The award was suggested by Dr. John Bennett, a member of the NCWIT Board of Directors. “It was my good fortune to know both Mary Jean Harrold and David Notkin, to see first-hand the profound positive impact that they had on so many students and colleagues, and to benefit personally from their extraordinary mentorship,” said Bennett, Professor of Computer Science and Associate Vice Chancellor, University of Colorado Denver. “This award honors and sustains that legacy, and highlights the critical importance of mentorship, particularly for those individuals – women, minorities and first generation students – who are so poorly represented in our profession.”
Mary Jean Harrold was a Professor of Computer Science at Georgia Tech. There she founded the Aristotle Research Group, which focused on the analysis and testing of large, evolving software, fault localization and failure identification using statistical analysis and visualization, and monitoring deployed software to improve quality. She was a role model and mentor to many men and women in computing, both students and faculty. “Mary Jean was the Director of the Distributed Research Experiences for Undergraduates program before me,” explained Amato. “And, I still remember going to Georgia Tech for her to show me how the program worked, including all the subtle considerations to take into account during the process of matching students with mentors for their summer research projects. Over the years, I’ve passed on that same advice to all the subsequent co-directors.”

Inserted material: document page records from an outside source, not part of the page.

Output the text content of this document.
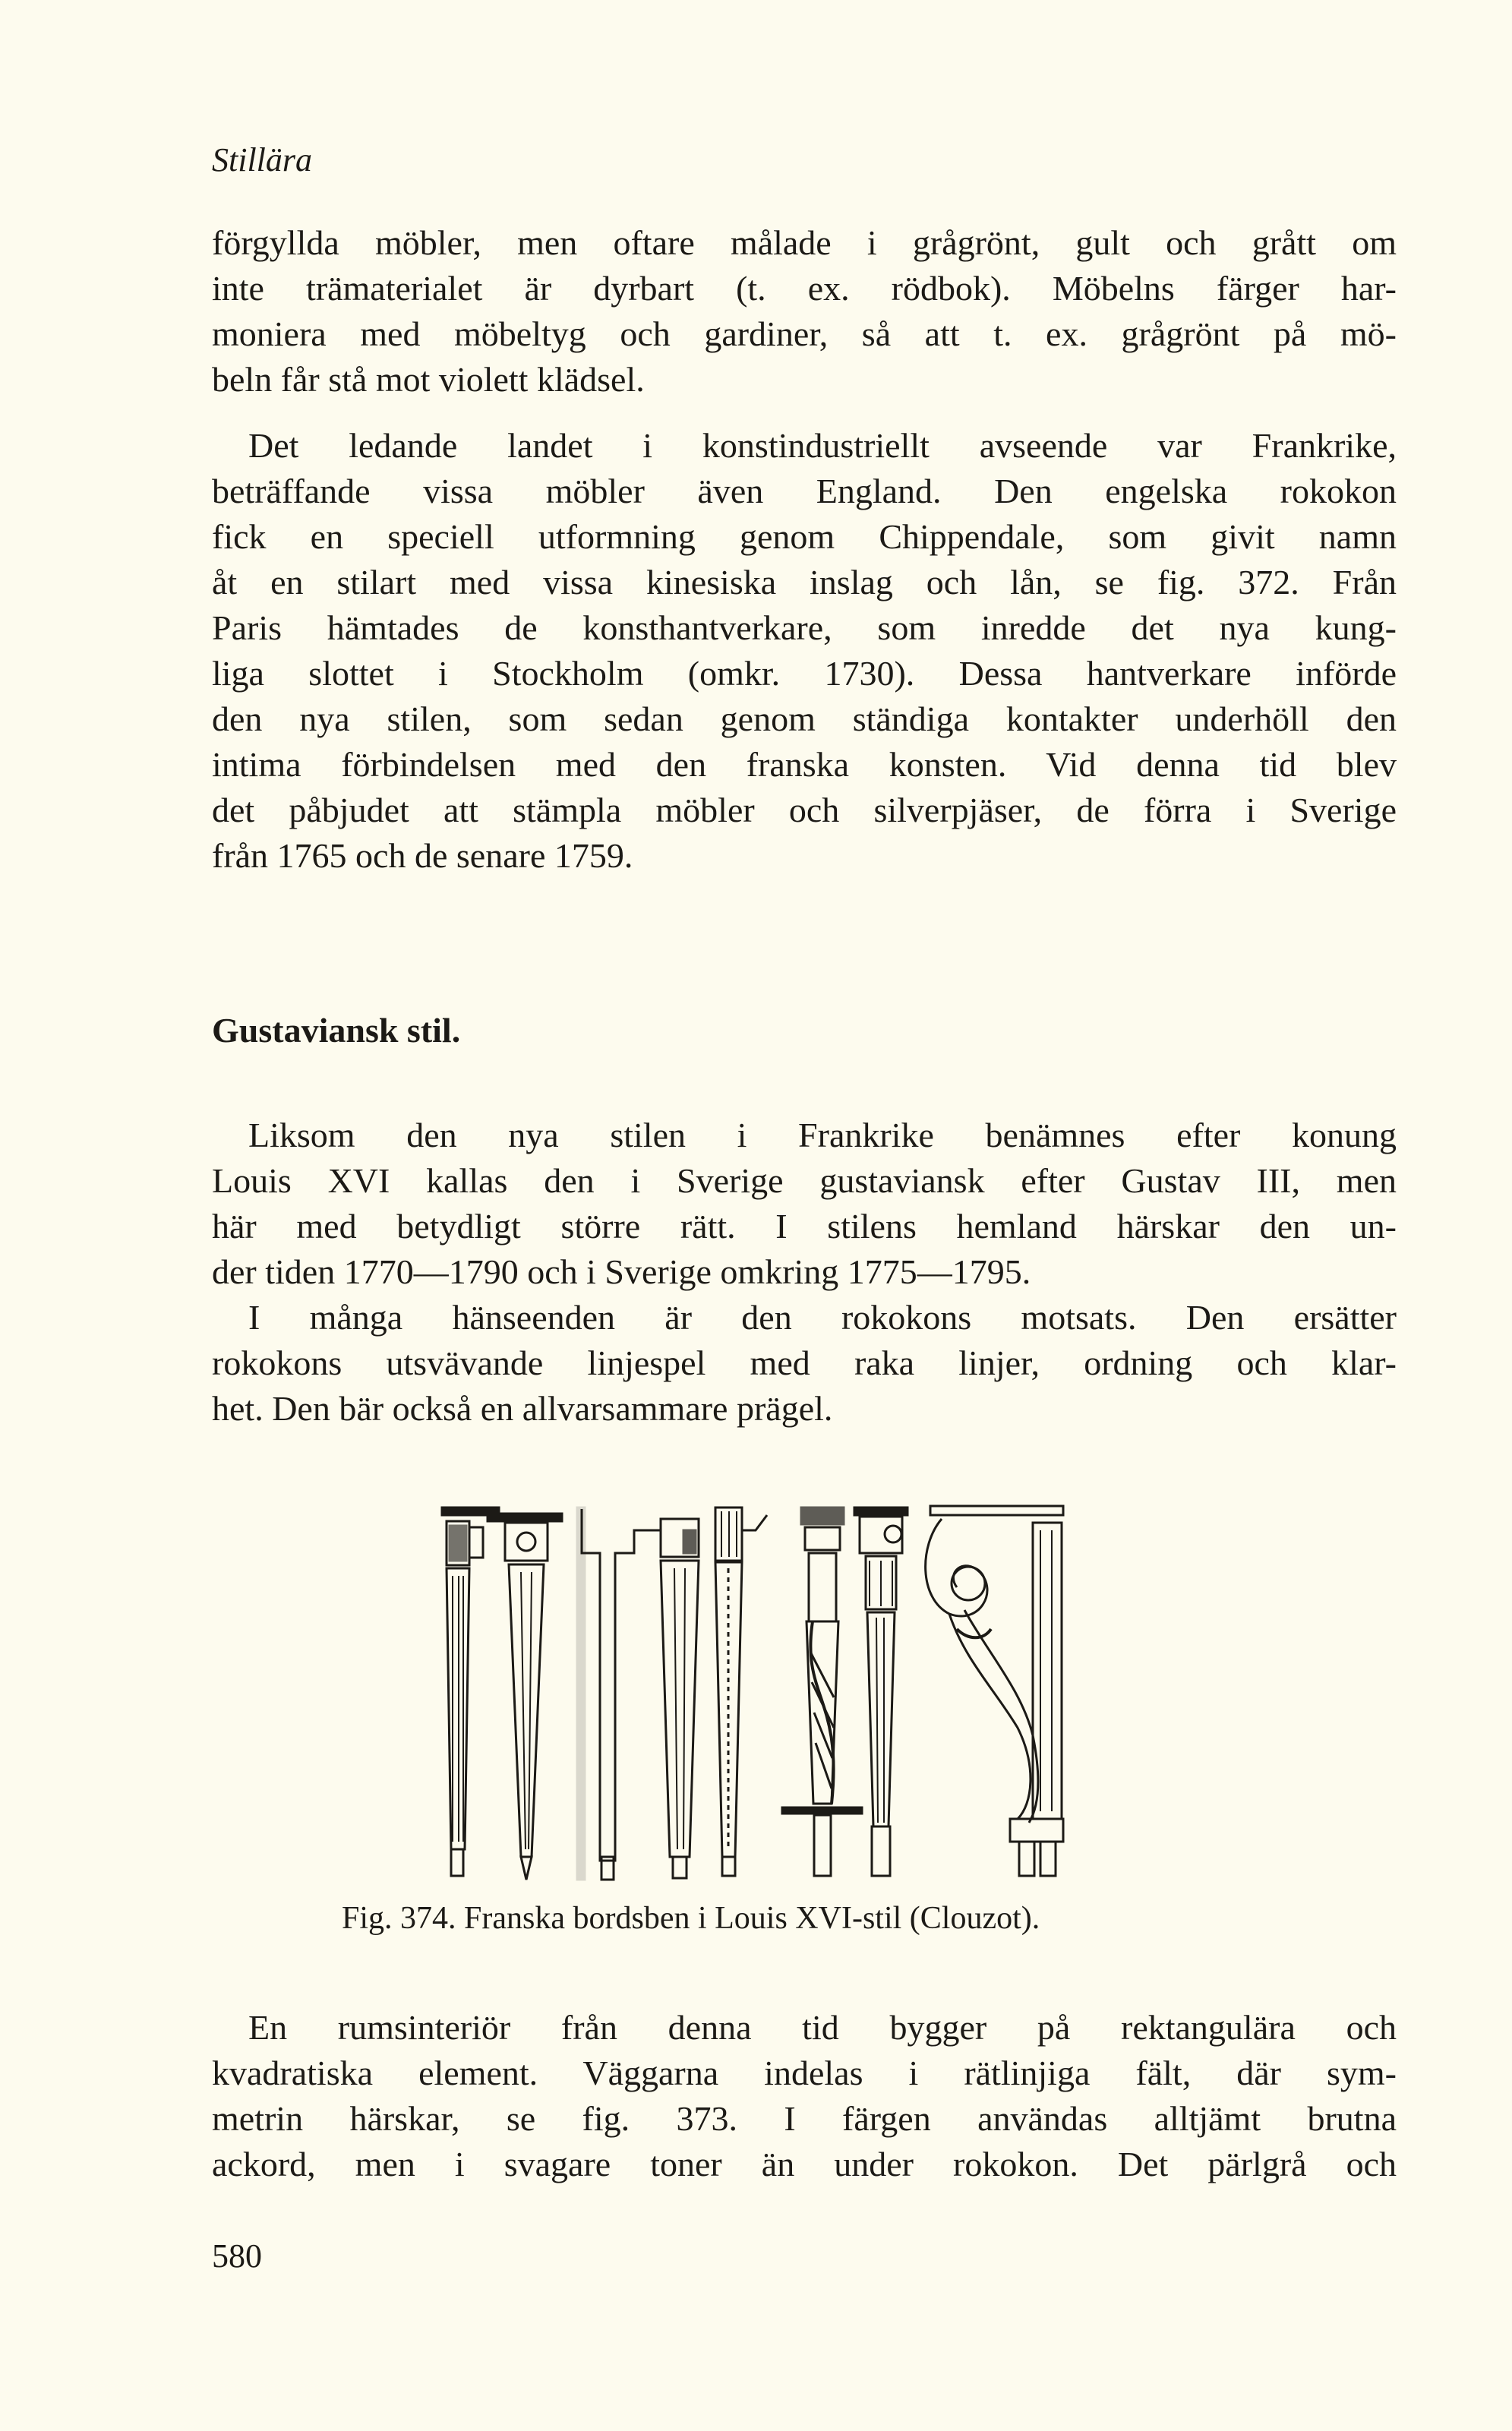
Stillära
förgyllda möbler, men oftare målade i grågrönt, gult och grått om
inte trämaterialet är dyrbart (t. ex. rödbok). Möbelns färger har-
moniera med möbeltyg och gardiner, så att t. ex. grågrönt på mö-
beln får stå mot violett klädsel.
Det ledande landet i konstindustriellt avseende var Frankrike,
beträffande vissa möbler även England. Den engelska rokokon
fick en speciell utformning genom Chippendale, som givit namn
åt en stilart med vissa kinesiska inslag och lån, se fig. 372. Från
Paris hämtades de konsthantverkare, som inredde det nya kung-
liga slottet i Stockholm (omkr. 1730). Dessa hantverkare införde
den nya stilen, som sedan genom ständiga kontakter underhöll den
intima förbindelsen med den franska konsten. Vid denna tid blev
det påbjudet att stämpla möbler och silverpjäser, de förra i Sverige
från 1765 och de senare 1759.
Gustaviansk stil.
Liksom den nya stilen i Frankrike benämnes efter konung
Louis XVI kallas den i Sverige gustaviansk efter Gustav III, men
här med betydligt större rätt. I stilens hemland härskar den un-
der tiden 1770—1790 och i Sverige omkring 1775—1795.
I många hänseenden är den rokokons motsats. Den ersätter
rokokons utsvävande linjespel med raka linjer, ordning och klar-
het. Den bär också en allvarsammare prägel.
Fig. 374. Franska bordsben i Louis XVI-stil (Clouzot).
En rumsinteriör från denna tid bygger på rektangulära och
kvadratiska element. Väggarna indelas i rätlinjiga fält, där sym-
metrin härskar, se fig. 373. I färgen användas alltjämt brutna
ackord, men i svagare toner än under rokokon. Det pärlgrå och
580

David Notkin was a Professor and Bradley Chair in the Department of Computer Science & Engineering of the School of Engineering at the University of Washington. He was an internationally recognized leader in software engineering, with a particular focus on software evolution. Notkin was a founding member of NCWIT and provided pivotal leadership in the organization’s early years as one of the first chairs of its Academic Alliance. “David is the one that convinced me that it would be worthwhile for me to become a co-chair of the AA,” Amato said. “It might be possible to put in place projects and project co-chairs. So, in some sense, we have him to thank for the current organization of the AA.” David was widely recognized and admired for his exceptional skills as a research mentor for graduate students and as a powerful and unwavering advocate for improving gender diversity in computer science.
NCWIT looks forward to presenting this award to many more deserving mentors, and the entire organization is honored to have worked with these two remarkable individuals. “The legacy of David and Mary Jean’s pioneering leadership in this area should be a renewed commitment from all of us to lead by example, and to take the time to help our students realize their full potential, both in their careers and as role models themselves,” Bennett said.